The German-language region in Europe
According to its Bylaws, United Christian Outreach Germany's mission is to support the preaching of the gospel of the Kingdom of God in the German language and to promote the pastoral care of German-speaking believers in the Federal Republic of Germany and in other German-speaking countries in Europe. The German-language region of Europe is obviously our focus of attention.
German is the language most widely spoken as a first language within the European Union. Within Europe as a whole, German is the native language of about 100 million people, making it second only to Russian (Russia is not a member of the European Union). The vast majority of native German speakers live in Austria, Germany and Switzerland (see the maps on the left for population figures).
However, these are not the only countries in Europe where German is spoken. The small country of Liechtenstein, located between Austria and Switzerland, is German-speaking. Nearly all residents of Luxembourg speak high-German, since their own main oral language, Lëtzebuergesch, is originally a German dialect dating back to about the 4th century A.D.

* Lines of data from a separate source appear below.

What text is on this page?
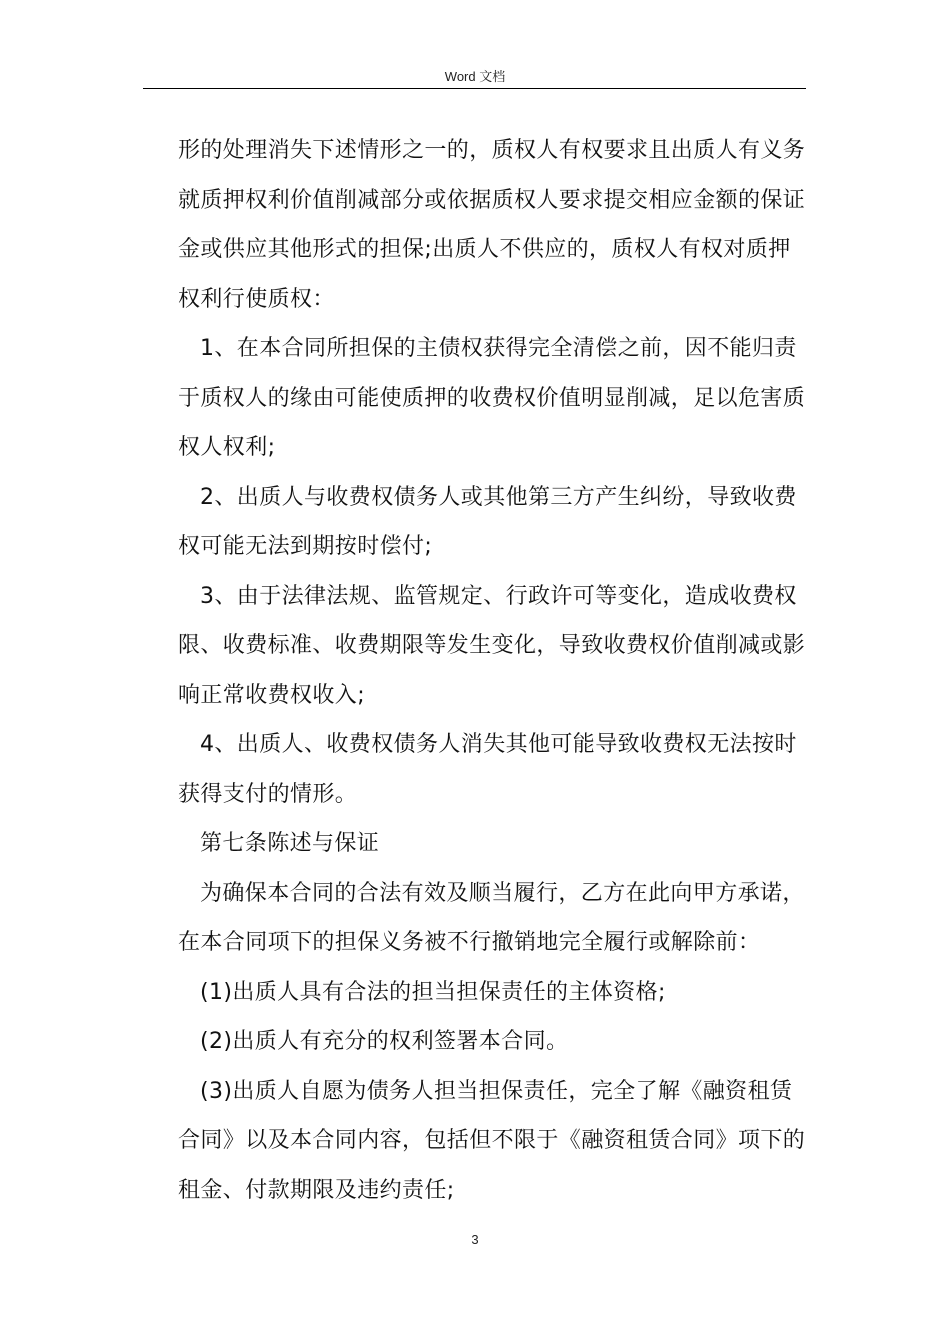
Word 文档

形的处理消失下述情形之一的，质权人有权要求且出质人有义务就质押权利价值削减部分或依据质权人要求提交相应金额的保证金或供应其他形式的担保;出质人不供应的，质权人有权对质押权利行使质权：

1、在本合同所担保的主债权获得完全清偿之前，因不能归责于质权人的缘由可能使质押的收费权价值明显削减，足以危害质权人权利;

2、出质人与收费权债务人或其他第三方产生纠纷，导致收费权可能无法到期按时偿付;

3、由于法律法规、监管规定、行政许可等变化，造成收费权限、收费标准、收费期限等发生变化，导致收费权价值削减或影响正常收费权收入;

4、出质人、收费权债务人消失其他可能导致收费权无法按时获得支付的情形。

第七条陈述与保证

为确保本合同的合法有效及顺当履行，乙方在此向甲方承诺，在本合同项下的担保义务被不行撤销地完全履行或解除前：

(1)出质人具有合法的担当担保责任的主体资格;

(2)出质人有充分的权利签署本合同。

(3)出质人自愿为债务人担当担保责任，完全了解《融资租赁合同》以及本合同内容，包括但不限于《融资租赁合同》项下的租金、付款期限及违约责任;

3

In addition, there is a sizeable German-speaking community of about 100,000 people in eastern Belgium, and approximately two thirds of the people who live in Italy's northern province of Tirol are native German speakers, numbering over 250,000. Special statutes in both countries give German speakers certain language rights, enabling them to conduct legal matters, etc. in their own language. The German language also has regional status in Alsace-Lorraine (in France), the Czech Republic, Denmark, Hungary, Poland and Romania.
A study published by the German government at the end of 2001 documents 145 million people in the EU who speak German, including those Europeans who speak German as a second language. Thus, German ranks well ahead of French (105 million speakers) and trails only English in Europe with its estimated 176 million speakers. German is also widely spoken in Eastern Europe, home to the European Union's newest members.
Counting only those books published in Germany, over 60,000 new books are published in German each year, equivalent to 18% of all books published worldwide, making the German-language the third largest published language in books. In addition, German ranks among the ten most frequently spoken languages in today's world.
The German language is also well represented on the internet. The second most widely used language on the internet is German (English is in first place). The search engine Google estimates that 12 percent of all searches made using Google are in the German language. After the domain "com", the national domain for Germany – "de" – is the second most widely used internet domain in the world.